1708    Waiver of Rules

Under 37 C.F.R. §§2.146(a)(5) and 2.148, the Director may waive any provision of the rules that is not a provision of the statute, when:  (1) an extraordinary situation exists; (2) justice requires; and (3) no other party is injured.

All three of the above conditions must be satisfied before a waiver will be granted, and the burden is on the petitioner to show that the situation is extraordinary.  Disasters like fires, hurricanes, and snowstorms are considered to be extraordinary situations.  Extraordinary circumstances have also been found in certain cases where a petitioner avers by affidavit or declaration that it did not receive an Office action issued regarding a §8 affidavit or §9 renewal application.

On the other hand, oversights and inadvertent errors that could have been avoided with the exercise of reasonable care are not considered to be extraordinary situations.  In re Universal Card Grp., Inc., 25 USPQ2d 1157, 1158 (Comm’r Pats. 1992) (finding that a docketing error not extraordinary situation); In re Merck & Co., Inc., 24 USPQ2d 1317, 1318 (Comm’r Pats. 1992) (holding that inadvertent misidentification of serial number in request for extension of time to oppose not extraordinary situation); In re Tetrafluor Inc., 17 USPQ2d 1160, 1162 (Comm’r Pats. 1990) (finding that a typographical error not extraordinary situation).

A change of attorneys is not considered to be an extraordinary situation, In re Unistar Radio Networks, Inc., 30 USPQ2d 1390, 1392 (Comm’r Pats. 1993), nor is a misunderstanding or lack of awareness of the requirements of the Trademark Rules of Practice considered extraordinary.  In re Buckhead Mktg. & Distribution, Inc., 71 USPQ2d 1620, 1622–1623 (Dir USPTO 2004) (holding that an applicant’s lack of knowledge of application filing fee increase not extraordinary situation); B and E Sales Co. Inc. v. Andrew Jergens Co., 7 USPQ2d 1906, 1907–1908 (Comm’r Pats. 1988); Gustafson v.

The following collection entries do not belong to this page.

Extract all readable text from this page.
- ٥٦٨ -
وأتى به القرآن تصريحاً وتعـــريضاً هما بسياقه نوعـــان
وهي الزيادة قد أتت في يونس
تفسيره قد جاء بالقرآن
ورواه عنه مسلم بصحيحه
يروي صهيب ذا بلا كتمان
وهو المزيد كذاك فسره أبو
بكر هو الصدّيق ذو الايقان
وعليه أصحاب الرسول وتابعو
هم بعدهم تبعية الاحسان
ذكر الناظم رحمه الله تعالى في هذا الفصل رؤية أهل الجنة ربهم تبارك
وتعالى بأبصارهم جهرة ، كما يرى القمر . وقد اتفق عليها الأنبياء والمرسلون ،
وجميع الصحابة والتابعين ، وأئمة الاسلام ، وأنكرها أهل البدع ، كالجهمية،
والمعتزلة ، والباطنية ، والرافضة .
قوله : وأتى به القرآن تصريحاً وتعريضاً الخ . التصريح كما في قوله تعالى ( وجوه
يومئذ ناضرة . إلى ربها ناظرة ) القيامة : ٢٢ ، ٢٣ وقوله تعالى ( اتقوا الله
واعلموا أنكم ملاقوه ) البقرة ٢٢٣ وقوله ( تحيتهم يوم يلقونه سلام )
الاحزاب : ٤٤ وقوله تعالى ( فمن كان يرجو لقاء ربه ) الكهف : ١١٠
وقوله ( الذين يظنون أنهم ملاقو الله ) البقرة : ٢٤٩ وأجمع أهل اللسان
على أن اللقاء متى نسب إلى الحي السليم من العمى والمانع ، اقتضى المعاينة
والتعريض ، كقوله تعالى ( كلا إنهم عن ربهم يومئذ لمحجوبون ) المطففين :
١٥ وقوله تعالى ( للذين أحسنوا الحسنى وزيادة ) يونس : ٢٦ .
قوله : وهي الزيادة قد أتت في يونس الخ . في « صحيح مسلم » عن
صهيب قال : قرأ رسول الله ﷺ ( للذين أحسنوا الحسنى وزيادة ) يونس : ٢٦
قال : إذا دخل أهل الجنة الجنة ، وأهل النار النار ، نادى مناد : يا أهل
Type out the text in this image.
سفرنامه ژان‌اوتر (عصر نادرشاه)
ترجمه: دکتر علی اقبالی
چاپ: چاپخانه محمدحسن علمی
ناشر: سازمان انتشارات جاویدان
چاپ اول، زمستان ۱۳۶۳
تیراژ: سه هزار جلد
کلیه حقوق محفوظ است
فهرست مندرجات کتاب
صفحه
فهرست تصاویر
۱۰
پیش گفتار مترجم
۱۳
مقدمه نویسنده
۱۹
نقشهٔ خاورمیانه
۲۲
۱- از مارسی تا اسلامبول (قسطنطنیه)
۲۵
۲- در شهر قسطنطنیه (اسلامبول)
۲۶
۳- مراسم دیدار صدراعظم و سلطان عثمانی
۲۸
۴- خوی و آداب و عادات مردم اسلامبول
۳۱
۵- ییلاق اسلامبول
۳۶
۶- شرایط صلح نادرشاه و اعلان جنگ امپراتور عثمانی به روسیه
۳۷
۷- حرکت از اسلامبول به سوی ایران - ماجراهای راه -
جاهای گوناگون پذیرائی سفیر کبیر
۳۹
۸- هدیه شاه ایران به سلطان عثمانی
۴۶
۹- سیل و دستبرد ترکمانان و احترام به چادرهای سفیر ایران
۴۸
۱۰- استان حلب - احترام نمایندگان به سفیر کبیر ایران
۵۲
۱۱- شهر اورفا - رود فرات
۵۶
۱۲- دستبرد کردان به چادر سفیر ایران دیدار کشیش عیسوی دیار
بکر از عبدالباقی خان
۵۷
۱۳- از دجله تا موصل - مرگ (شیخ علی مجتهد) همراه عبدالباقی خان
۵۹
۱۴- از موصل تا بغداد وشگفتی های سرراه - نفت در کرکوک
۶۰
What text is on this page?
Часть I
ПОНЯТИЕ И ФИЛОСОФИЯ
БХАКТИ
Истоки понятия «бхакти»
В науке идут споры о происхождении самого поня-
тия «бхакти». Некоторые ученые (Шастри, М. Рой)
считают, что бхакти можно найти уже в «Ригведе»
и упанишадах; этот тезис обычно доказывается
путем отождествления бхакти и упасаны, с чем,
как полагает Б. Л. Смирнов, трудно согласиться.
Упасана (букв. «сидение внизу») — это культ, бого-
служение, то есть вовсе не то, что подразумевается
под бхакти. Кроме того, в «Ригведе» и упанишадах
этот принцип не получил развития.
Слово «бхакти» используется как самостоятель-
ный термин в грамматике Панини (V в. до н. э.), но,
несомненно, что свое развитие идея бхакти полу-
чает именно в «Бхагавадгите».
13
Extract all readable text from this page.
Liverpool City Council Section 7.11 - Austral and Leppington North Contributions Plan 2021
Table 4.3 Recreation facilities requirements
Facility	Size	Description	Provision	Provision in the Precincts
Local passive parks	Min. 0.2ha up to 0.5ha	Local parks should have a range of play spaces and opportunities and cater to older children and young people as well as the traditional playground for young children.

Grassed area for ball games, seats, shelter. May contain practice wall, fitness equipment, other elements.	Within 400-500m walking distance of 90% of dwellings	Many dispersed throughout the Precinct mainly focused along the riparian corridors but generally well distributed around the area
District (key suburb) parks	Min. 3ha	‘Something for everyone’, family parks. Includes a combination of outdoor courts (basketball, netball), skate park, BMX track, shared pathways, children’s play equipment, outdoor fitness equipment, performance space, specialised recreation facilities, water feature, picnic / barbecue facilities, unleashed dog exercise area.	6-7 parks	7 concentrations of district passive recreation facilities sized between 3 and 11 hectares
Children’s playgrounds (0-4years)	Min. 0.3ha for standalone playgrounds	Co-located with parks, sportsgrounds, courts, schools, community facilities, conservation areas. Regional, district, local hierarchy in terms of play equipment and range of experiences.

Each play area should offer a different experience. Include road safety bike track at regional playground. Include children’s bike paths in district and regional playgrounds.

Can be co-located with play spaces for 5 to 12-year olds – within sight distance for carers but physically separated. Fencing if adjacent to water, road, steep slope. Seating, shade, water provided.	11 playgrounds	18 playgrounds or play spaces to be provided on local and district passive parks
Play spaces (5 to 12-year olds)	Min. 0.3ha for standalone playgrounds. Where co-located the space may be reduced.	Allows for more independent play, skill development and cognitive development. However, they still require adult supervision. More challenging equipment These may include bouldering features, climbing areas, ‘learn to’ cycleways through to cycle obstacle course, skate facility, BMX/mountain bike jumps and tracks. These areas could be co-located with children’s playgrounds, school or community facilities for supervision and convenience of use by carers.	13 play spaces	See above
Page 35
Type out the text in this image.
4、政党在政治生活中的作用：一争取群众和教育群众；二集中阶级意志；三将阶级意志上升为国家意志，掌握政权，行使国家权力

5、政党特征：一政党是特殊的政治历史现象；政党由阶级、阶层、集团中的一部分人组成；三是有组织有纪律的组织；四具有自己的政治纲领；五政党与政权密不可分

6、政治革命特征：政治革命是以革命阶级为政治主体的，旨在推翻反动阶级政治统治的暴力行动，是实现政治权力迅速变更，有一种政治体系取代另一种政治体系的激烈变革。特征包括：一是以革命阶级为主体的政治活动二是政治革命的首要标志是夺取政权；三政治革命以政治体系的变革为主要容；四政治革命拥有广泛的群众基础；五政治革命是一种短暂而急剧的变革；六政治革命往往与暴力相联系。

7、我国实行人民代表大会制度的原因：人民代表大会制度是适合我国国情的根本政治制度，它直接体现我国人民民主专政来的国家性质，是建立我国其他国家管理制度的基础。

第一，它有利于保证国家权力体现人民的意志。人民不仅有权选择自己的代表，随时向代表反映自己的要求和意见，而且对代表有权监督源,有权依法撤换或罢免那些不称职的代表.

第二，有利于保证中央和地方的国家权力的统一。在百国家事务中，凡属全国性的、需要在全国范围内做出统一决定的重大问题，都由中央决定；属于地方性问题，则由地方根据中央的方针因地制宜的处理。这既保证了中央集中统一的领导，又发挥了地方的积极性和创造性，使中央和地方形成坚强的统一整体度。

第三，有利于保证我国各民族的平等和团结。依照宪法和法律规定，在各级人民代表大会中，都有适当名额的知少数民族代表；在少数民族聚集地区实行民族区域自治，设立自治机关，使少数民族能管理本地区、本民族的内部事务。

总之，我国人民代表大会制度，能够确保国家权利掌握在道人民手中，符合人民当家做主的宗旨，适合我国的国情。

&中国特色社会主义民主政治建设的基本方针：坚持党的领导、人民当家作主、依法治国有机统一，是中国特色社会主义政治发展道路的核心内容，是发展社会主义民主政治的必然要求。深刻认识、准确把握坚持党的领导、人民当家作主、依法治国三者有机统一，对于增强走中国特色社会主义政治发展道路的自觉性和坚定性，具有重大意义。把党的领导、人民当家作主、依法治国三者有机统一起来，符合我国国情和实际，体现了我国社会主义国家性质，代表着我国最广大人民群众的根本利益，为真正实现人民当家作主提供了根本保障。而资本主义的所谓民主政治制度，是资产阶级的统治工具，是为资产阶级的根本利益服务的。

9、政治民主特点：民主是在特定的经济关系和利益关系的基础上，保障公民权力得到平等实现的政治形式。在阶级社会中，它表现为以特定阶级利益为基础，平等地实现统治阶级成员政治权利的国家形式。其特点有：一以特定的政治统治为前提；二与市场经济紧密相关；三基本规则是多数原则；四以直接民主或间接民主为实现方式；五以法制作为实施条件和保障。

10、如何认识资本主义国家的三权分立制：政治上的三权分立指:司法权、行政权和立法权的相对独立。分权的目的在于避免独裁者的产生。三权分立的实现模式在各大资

Strange, 227 USPQ 174 (Comm’r Pats. 1985).  Errors by attorneys are imputed to the client and the client is bound by the consequences.  In re Sotheby’s Inc., 18 USPQ2d 1969, 1970 (Comm’r Pats. 1989).

Mail delays are not considered extraordinary, because the Trademark Rules of Practice provide procedures designed to avoid lateness due to mail delay.  In re Sportco, Inc., 209 USPQ 671, 672 (Comm’r Pats. 1980); In re Chicago Historical Antique Auto. Museum, Inc., 197 USPQ 289, 292 (Comm’r Pats. 1978).  See 37 C.F.R. §2.197 regarding certificates of mailing.

A party will not be excused from compliance with the rules because the results in a particular case may be harsh.  See Buckhead, 71 USPQ2d at 1623 (rejecting petitioner’s argument that "justice requires" waiver of the filing date requirements of 37 C.F.R. §2.21 to prevent the loss of priority relative to a conflicting application).

The Director has no authority to waive or suspend the requirement of a rule that is also a requirement of the statute, such as the deadline for filing an affidavit or declaration under §8 or §71 (15 U.S.C. §§1058, 1141k), or a renewal application under §9 (15 U.S.C. §1059). See Checkers Drive-In Rest., Inc. v. Comm’r of Patents and Trademarks, 51 F.3d 1078, 1085, 34 USPQ2d 1574, 1581 (D.C. Cir. 1995), cert. denied 516 U.S. 866 (1995) ("[I]n establishing cancellation as the penalty for failure to file the required affidavit, Congress made no exception for the innocent or the negligent. Thus, the Commissioner had no discretion to do other than cancel Checkers's service mark registration in this case."); In re Holland Am. Wafer Co., 737 F.2d 1015, 1018, 222 USPQ 273, 275 (Fed. Cir. 1984) ("Timeliness set by statute is not a minor technical defect which can be waived by the Commissioner.").